You blame yourself for her fall. Of course you would. But how can you know? She was nine when the incident occurred, two long years before her first period, longer still before her first truly grievous sin. Yours was a single indiscretion in a righteous life. As always, you blow things out of proportion.

You are almost done. The boys have concluded their game of pew peek-a-boo. The child, having keened miserably through the service, has at last fallen into fitful sleep. Her hands in the coffin clutch a crucifix, just above the two, front and back, the mortician is now the last to know lie permanently woven into her skin. Her latest rage, as much an addiction as any of the junk she'd snorted or smoked over the years. Born again. Holier than thou. Or at least than you.
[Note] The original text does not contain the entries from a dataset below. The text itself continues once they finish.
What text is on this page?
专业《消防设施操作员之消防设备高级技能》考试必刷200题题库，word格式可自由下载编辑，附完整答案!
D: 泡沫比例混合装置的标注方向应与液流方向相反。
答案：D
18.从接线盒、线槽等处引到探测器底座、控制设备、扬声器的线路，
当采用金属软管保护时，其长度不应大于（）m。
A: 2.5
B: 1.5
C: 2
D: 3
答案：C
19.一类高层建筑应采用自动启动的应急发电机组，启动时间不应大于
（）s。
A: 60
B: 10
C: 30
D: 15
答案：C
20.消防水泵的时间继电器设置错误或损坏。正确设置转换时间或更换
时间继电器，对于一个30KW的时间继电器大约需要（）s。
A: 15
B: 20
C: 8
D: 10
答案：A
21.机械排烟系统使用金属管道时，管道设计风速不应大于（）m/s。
They discovered the cancer when they ran the intake physical. She'd been feeling weak, losing weight for months, but if she ever stopped to think about it, she assumed it was the drugs. By the time it was diagnosed it had torn through her body and begun tunneling into her brain. When she was told, she asked them to get word out to her sister. She had one last request to make of you. She knew you wouldn't turn her down.

How typical of her that, even in her divine moment of expiation, she found a way to pass the buck. She didn't finish the program, or technically even begin it; she no sooner went off meth than they pumped her full of chemo. If there was a way to get high on that, she'd be the one to find it. True repentance deferred, the child she ruined palmed off on you and yours. Its true measure of damage too deeply buried to see. Her failure always your cross, her salvation your judgment.

You describe her final scene. You arrived at the hospital to find her curled within her nightgown, her gap-toothed smile enormous as a clown's grin on a shrunken head. Her voice soft, her words earnest. It was, you say, as if the disease had stripped not only her flesh but her past. She told you about the house, told you it was an accident, and you believed her. Told you about the child, how she'd been turning tricks for years when it came along, how she'd been on the brink of abandoning it when she found it lent her novelty, something she sorely needed. But it wasn't the child, she told you, that had brought her back to Christ. No child could do that. It was the Good Lord's hand reaching into a sinner's life, lifting her, showing her the light.

She asked you to say the rosary with her, to recite the Lord's Prayer. Her cheeks and forehead flinched, her gem blue eyes bored into yours. Perfect replicas of the eyes that now search mine. Trying, still trying to convince me, to convince yourself.

God is real, she assured you. He forgave.